I came up on a problem where I have to prove that there does not exist a point $a\in\mathbb{C}$ on the segment $[1,i]$ such that $i+1=3a^2$.
I am struggling to understand what is meant by $a$ being on the segment $[1,i]$. Does it mean that $a$ is on the segment from $(1,0)$ to $(0,i)$ on the complex plane? Or does it means something different?
On
No; it means that it belongs to $\{\lambda i+(1-\lambda)\mid\lambda\in[0,1]\}$. This set is precisely the line segmen joining $1$ to $i$. Note that $\lambda i+(1-\lambda)$ is equal to $1$ when $\lambda=0$ and it is equal to $i$ when $\lambda=1$.
On
As others have noted, the "segment $[1,i]$" most likely means the line segment in the complex plane connecting $1$ on the real axis to $i$ on the imaginary axis.
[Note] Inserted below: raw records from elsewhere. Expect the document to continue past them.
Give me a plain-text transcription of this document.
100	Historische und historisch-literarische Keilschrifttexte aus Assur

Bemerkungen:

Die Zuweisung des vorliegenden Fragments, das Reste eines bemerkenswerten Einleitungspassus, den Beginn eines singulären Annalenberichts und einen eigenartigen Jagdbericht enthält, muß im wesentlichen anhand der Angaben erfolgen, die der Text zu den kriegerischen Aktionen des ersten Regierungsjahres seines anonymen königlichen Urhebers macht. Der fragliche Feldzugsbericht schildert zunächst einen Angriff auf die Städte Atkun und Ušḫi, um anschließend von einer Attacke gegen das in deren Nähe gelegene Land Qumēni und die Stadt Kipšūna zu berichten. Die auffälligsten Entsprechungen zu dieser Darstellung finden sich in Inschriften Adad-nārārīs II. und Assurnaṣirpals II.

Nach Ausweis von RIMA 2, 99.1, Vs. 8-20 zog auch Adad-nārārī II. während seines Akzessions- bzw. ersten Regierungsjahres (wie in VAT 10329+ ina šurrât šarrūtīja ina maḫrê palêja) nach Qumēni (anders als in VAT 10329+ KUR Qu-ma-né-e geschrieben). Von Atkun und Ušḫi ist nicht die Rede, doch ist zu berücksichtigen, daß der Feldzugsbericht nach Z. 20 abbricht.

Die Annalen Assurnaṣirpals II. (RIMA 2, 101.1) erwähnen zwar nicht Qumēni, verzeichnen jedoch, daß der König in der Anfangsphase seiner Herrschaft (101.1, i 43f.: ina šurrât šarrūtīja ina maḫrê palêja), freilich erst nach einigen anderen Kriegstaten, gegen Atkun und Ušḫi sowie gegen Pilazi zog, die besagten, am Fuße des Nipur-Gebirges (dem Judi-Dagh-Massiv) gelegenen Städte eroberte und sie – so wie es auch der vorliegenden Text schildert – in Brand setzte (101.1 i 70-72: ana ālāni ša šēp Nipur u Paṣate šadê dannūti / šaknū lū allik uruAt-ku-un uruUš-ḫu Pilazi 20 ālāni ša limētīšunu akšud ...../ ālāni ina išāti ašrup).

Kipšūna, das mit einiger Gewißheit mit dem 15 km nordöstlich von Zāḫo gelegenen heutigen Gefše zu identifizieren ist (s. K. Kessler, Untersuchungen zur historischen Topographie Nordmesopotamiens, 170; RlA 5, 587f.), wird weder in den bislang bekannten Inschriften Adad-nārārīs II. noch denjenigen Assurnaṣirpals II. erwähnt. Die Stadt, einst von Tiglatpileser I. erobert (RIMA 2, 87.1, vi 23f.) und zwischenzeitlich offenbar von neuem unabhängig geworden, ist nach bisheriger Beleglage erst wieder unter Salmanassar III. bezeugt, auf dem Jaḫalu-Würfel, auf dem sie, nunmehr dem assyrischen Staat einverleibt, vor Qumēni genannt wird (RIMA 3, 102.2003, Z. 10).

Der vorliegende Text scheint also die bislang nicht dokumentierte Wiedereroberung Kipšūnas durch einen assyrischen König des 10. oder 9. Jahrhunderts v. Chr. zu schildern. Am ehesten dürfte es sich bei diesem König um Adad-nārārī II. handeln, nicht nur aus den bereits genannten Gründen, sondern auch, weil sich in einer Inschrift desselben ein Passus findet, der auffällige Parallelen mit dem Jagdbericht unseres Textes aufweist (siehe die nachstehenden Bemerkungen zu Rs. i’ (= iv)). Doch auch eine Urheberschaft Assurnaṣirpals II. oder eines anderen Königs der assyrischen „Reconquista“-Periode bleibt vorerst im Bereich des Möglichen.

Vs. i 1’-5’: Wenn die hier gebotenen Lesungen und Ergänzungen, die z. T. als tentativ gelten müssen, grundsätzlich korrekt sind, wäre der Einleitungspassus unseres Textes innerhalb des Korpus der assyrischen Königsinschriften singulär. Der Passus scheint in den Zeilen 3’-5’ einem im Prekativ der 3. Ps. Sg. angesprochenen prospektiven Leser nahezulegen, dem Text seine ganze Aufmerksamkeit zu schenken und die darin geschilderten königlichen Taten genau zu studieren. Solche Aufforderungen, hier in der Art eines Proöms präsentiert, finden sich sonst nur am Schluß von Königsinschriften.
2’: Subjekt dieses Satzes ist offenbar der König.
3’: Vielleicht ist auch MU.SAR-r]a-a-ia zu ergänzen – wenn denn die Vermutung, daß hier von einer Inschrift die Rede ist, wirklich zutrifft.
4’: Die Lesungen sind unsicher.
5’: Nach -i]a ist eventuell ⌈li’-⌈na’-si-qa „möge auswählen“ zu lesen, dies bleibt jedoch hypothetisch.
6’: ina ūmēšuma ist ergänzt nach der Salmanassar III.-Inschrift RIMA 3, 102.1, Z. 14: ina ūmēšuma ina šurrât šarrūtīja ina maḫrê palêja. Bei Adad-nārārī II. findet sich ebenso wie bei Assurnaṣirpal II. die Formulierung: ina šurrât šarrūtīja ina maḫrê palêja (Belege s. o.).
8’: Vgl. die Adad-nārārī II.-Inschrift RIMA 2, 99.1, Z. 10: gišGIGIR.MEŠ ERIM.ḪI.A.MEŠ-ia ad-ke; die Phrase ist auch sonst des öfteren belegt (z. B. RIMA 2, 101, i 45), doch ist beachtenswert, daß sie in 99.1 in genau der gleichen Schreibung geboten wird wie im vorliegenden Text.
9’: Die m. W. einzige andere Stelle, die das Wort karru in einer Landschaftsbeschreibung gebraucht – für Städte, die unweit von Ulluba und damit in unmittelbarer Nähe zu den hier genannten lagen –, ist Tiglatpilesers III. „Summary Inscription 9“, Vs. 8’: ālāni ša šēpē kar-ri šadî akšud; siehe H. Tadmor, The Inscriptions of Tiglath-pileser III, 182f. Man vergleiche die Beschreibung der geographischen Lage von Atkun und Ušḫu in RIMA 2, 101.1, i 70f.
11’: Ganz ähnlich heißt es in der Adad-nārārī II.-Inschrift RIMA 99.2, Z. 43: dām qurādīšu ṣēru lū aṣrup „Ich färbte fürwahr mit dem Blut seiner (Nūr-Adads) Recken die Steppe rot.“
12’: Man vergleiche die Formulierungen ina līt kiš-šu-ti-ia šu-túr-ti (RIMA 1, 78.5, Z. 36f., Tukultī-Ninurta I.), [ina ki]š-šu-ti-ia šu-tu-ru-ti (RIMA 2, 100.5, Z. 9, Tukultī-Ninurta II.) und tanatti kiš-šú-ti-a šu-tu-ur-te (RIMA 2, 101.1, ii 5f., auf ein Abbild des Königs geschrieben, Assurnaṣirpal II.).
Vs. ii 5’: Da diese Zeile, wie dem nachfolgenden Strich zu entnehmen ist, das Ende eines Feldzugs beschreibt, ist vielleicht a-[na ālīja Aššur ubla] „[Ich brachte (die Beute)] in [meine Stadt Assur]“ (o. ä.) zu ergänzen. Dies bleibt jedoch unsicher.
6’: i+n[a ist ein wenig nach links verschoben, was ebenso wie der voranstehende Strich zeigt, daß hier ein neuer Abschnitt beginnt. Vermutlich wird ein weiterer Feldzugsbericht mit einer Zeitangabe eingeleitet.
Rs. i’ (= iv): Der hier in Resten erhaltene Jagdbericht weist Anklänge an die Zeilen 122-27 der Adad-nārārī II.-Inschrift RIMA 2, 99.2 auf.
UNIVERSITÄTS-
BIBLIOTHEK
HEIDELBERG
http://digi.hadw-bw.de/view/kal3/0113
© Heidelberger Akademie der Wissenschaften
Note that the nearest this gets to the origin is at its midpoint, $(1+i)/2$, for which the modulus is $|(1+i)/2|=1/\sqrt2$. Consequently, if $a$ is any point on the segment, we see that
$$3|a|^2\ge3/2\gt\sqrt2=|1+i|$$
and thus it's not possible to have $3a^2=1+i$.
The line segment from $(1,0)$ to $(0,i)$ is the set of points $(t, i(1-t)), 0 \leq t \leq 1$. If this satisfies the given equation you get $1=2t-1$ and $1=2t(1-t)$. The first equation gives $t=2/3$ so the second equation cannot hold.